The Morning Update

Tuesday February 13th, 2024

Written by:
Paul Harrison

The USD is flat, oil prices firmed, equity markets are down, and US yields rise ahead of the US inflation report. Currency markets remain range-bound, while equities consolidate as markets await January's US Consumer Price Index reading, due this morning, which could offer insight into when the Federal Reserve could cut interest rates in 2024. The inflation report is forecast to show the first reading below 3% y/y headline inflation since March 2021. Fed policymakers continue to message to markets that rate-cut bets have become overblown. Grace Peters, head of global investments strategy at JPMorgan Private Bank, said, "Despite expecting CPI to print below 3%, we still think the market is over-exuberant when it comes to when the first cut comes in." Elsewhere, oil prices strengthen as Middle East risk continues to dominate sentiment, and comments from the OPEC secretary general believe the long-term demand outlook is robust. Intraday, the US economic docket will be dominated by the US Consumer Price Index to provide direction to currency markets today.

In other news. Russia will double its military presence along NATO's border, Estonia warns. Japan's PM Kishida seeks a summit with North Korea's Kim Jong Un. The US Senate is poised to approve the $95 billion Ukraine bill. Thailand grants parole to former PM Thaksin. UK wage growth slows down again, but BoE will likely remain on alert. EU lawmakers ratify political deal on AI rules. The head of the French farmers union says protests could resume. Canada's BCE borrows $1.45 billion from the US debt market; last week, the company announced it would cut jobs by about 9%.

In currency news. The USD advances near 150 vs. JPY ahead of the US inflation report. GBP edges higher after faster-than-forecast wage growth. CHF fell to a 9-week low after Swiss CPI slowed more than forecast in January. CNY is up slightly by 0.05%, while Asian currencies are flat on average vs USD. Trading currencies are under pressure, with CHF weakened by 0.5%, NZD & SEK down by 0.35%, JPY, MXN & AUD slipping 0.1%, while NOK is flat, and outlier ZAR rallies 0.55% vs USD.

In commodity news. Oil & SIlver prices gained by 0.75%, Natural Gas & copper prices eased by 0.4%, Gold & Copper prices firmed by 0.4%, and Wheat prices weakened by 0.7%.

CAD remains steady within a narrow range as investors remain sidelined with the lack of Canadian economic data and ahead of today's US CPI report.

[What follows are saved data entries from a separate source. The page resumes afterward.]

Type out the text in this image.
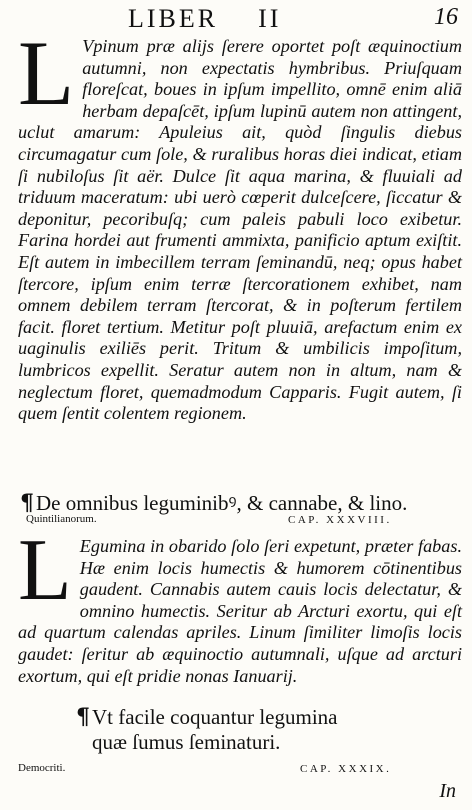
LIBER II	16

L Vpinum præ alijs ſerere oportet poſt æquinoctium autumni, non expectatis hymbribus. Priuſquam floreſcat, boues in ipſum impellito, omnē enim aliā herbam depaſcēt, ipſum lupinū autem non attingent, uclut amarum: Apuleius ait, quòd ſingulis diebus circumagatur cum ſole, & ruralibus horas diei indicat, etiam ſi nubiloſus ſit aër. Dulce ſit aqua marina, & fluuiali ad triduum maceratum: ubi uerò cœperit dulceſcere, ſiccatur & deponitur, pecoribuſq; cum paleis pabuli loco exibetur. Farina hordei aut frumenti ammixta, panificio aptum exiſtit. Eſt autem in imbecillem terram ſeminandū, neq; opus habet ſtercore, ipſum enim terræ ſtercorationem exhibet, nam omnem debilem terram ſtercorat, & in poſterum fertilem facit. floret tertium. Metitur poſt pluuiā, arefactum enim ex uaginulis exiliēs perit. Tritum & umbilicis impoſitum, lumbricos expellit. Seratur autem non in altum, nam & neglectum floret, quemadmodum Capparis. Fugit autem, ſi quem ſentit colentem regionem.

¶De omnibus leguminibꝰ, & cannabe, & lino.
Quintilianorum.	CAP. XXXVIII.

L Egumina in obarido ſolo ſeri expetunt, præter fabas. Hæ enim locis humectis & humorem cōtinentibus gaudent. Cannabis autem cauis locis delectatur, & omnino humectis. Seritur ab Arcturi exortu, qui eſt ad quartum calendas apriles. Linum ſimiliter limoſis locis gaudet: ſeritur ab æquinoctio autumnali, uſque ad arcturi exortum, qui eſt pridie nonas Ianuarij.

¶Vt facile coquantur legumina
quæ ſumus ſeminaturi.
Democriti.	CAP. XXXIX.
In
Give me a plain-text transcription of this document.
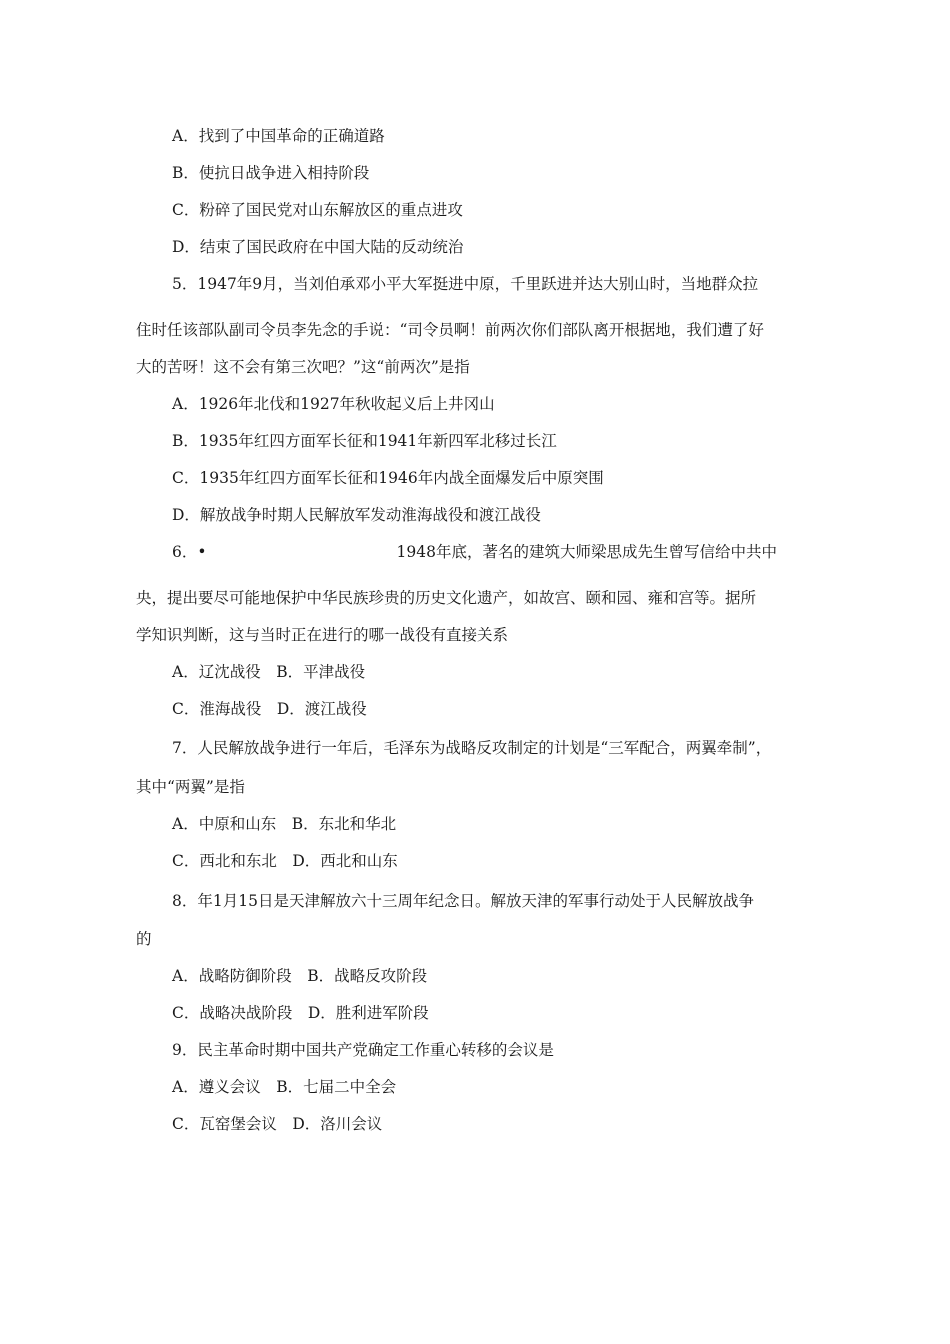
A．找到了中国革命的正确道路
B．使抗日战争进入相持阶段
C．粉碎了国民党对山东解放区的重点进攻
D．结束了国民政府在中国大陆的反动统治
5．1947年9月，当刘伯承邓小平大军挺进中原，千里跃进并达大别山时，当地群众拉
住时任该部队副司令员李先念的手说：“司令员啊！前两次你们部队离开根据地，我们遭了好
大的苦呀！这不会有第三次吧？”这“前两次”是指
A．1926年北伐和1927年秋收起义后上井冈山
B．1935年红四方面军长征和1941年新四军北移过长江
C．1935年红四方面军长征和1946年内战全面爆发后中原突围
D．解放战争时期人民解放军发动淮海战役和渡江战役
6．•	1948年底，著名的建筑大师梁思成先生曾写信给中共中
央，提出要尽可能地保护中华民族珍贵的历史文化遗产，如故宫、颐和园、雍和宫等。据所
学知识判断，这与当时正在进行的哪一战役有直接关系
A．辽沈战役　B．平津战役
C．淮海战役　D．渡江战役
7．人民解放战争进行一年后，毛泽东为战略反攻制定的计划是“三军配合，两翼牵制”，
其中“两翼”是指
A．中原和山东　B．东北和华北
C．西北和东北　D．西北和山东
8．年1月15日是天津解放六十三周年纪念日。解放天津的军事行动处于人民解放战争
的
A．战略防御阶段　B．战略反攻阶段
C．战略决战阶段　D．胜利进军阶段
9．民主革命时期中国共产党确定工作重心转移的会议是
A．遵义会议　B．七届二中全会
C．瓦窑堡会议　D．洛川会议
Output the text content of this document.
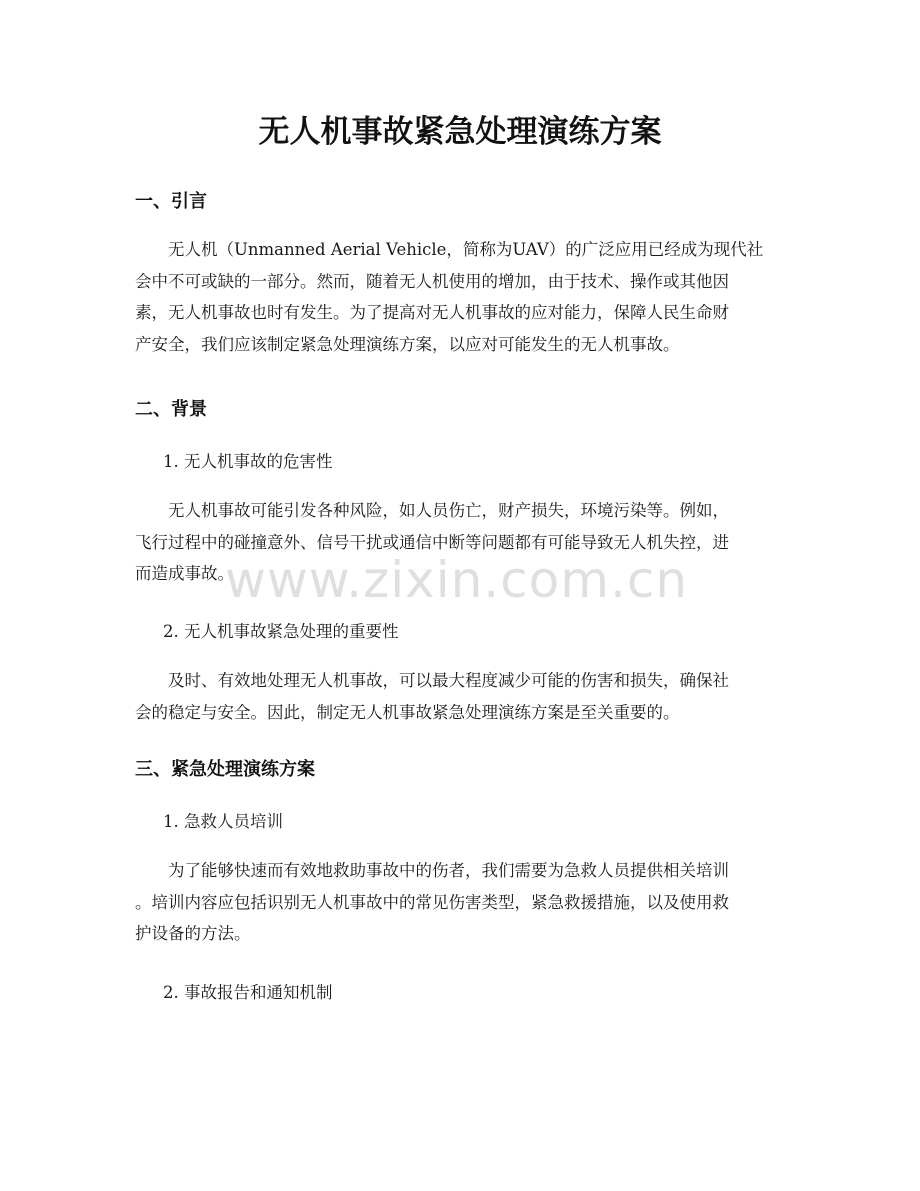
无人机事故紧急处理演练方案
一、引言

无人机（Unmanned Aerial Vehicle，简称为UAV）的广泛应用已经成为现代社
会中不可或缺的一部分。然而，随着无人机使用的增加，由于技术、操作或其他因
素，无人机事故也时有发生。为了提高对无人机事故的应对能力，保障人民生命财
产安全，我们应该制定紧急处理演练方案，以应对可能发生的无人机事故。

二、背景

1. 无人机事故的危害性

无人机事故可能引发各种风险，如人员伤亡，财产损失，环境污染等。例如，
飞行过程中的碰撞意外、信号干扰或通信中断等问题都有可能导致无人机失控，进
而造成事故。

2. 无人机事故紧急处理的重要性

及时、有效地处理无人机事故，可以最大程度减少可能的伤害和损失，确保社
会的稳定与安全。因此，制定无人机事故紧急处理演练方案是至关重要的。

三、紧急处理演练方案

1. 急救人员培训

为了能够快速而有效地救助事故中的伤者，我们需要为急救人员提供相关培训
。培训内容应包括识别无人机事故中的常见伤害类型，紧急救援措施，以及使用救
护设备的方法。

2. 事故报告和通知机制

www.zixin.com.cn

Domestically, oil prices are expected to strengthen from ongoing Middle Eastern tensions. At the same time, the focus will be on Deputy Governor Rhys Mendes's comments scheduled on Wednesday for possible insights into the BoC's rate direction. Intraday, the US inflation will be the primary driver for the loonie today.

EURCAD remains within a tight trading range as investors remain sidelined ahead of the US CPI report.

EUR continues to be capped at 1.0800 ahead of the US inflation report. Over the last week, the Euro has remained trapped within a tight 1.0750-1.0800 trading range from ongoing Middle East tensions and uncertainty on central bank rate uncertainty. This morning, we saw mixed ZEW sentiment data from Germany, which failed to provide a clear directional view for investors. Investors are pricing in just a 10% probability of a Fed easing in March, while today's CPI report could guide investors with expectations increasing that the Fed could pivot its policy as soon as May.

GBPEUR extends gains to a near 18-month high as expectations increase that the BoE will maintain its current interest policy, beyond the ECB.

GBP strengthens through 1.2650 after stronger-than-expected UK labor market data. The UK's ILO unemployment rate declined to 3.8% in the three months to December, down from 4.25%, which beat analysts' expectations of 4%. At the same time, wage inflation softened to 6.2% in December, down from 6.7%. The data suggest that the Bank of England is not in the position it wants to be in to drop interest rates, and is expected to be the last of the major central banks to lower its interest rates vs its peers. Intraday, the US inflation report will be the primary driver for the pound today.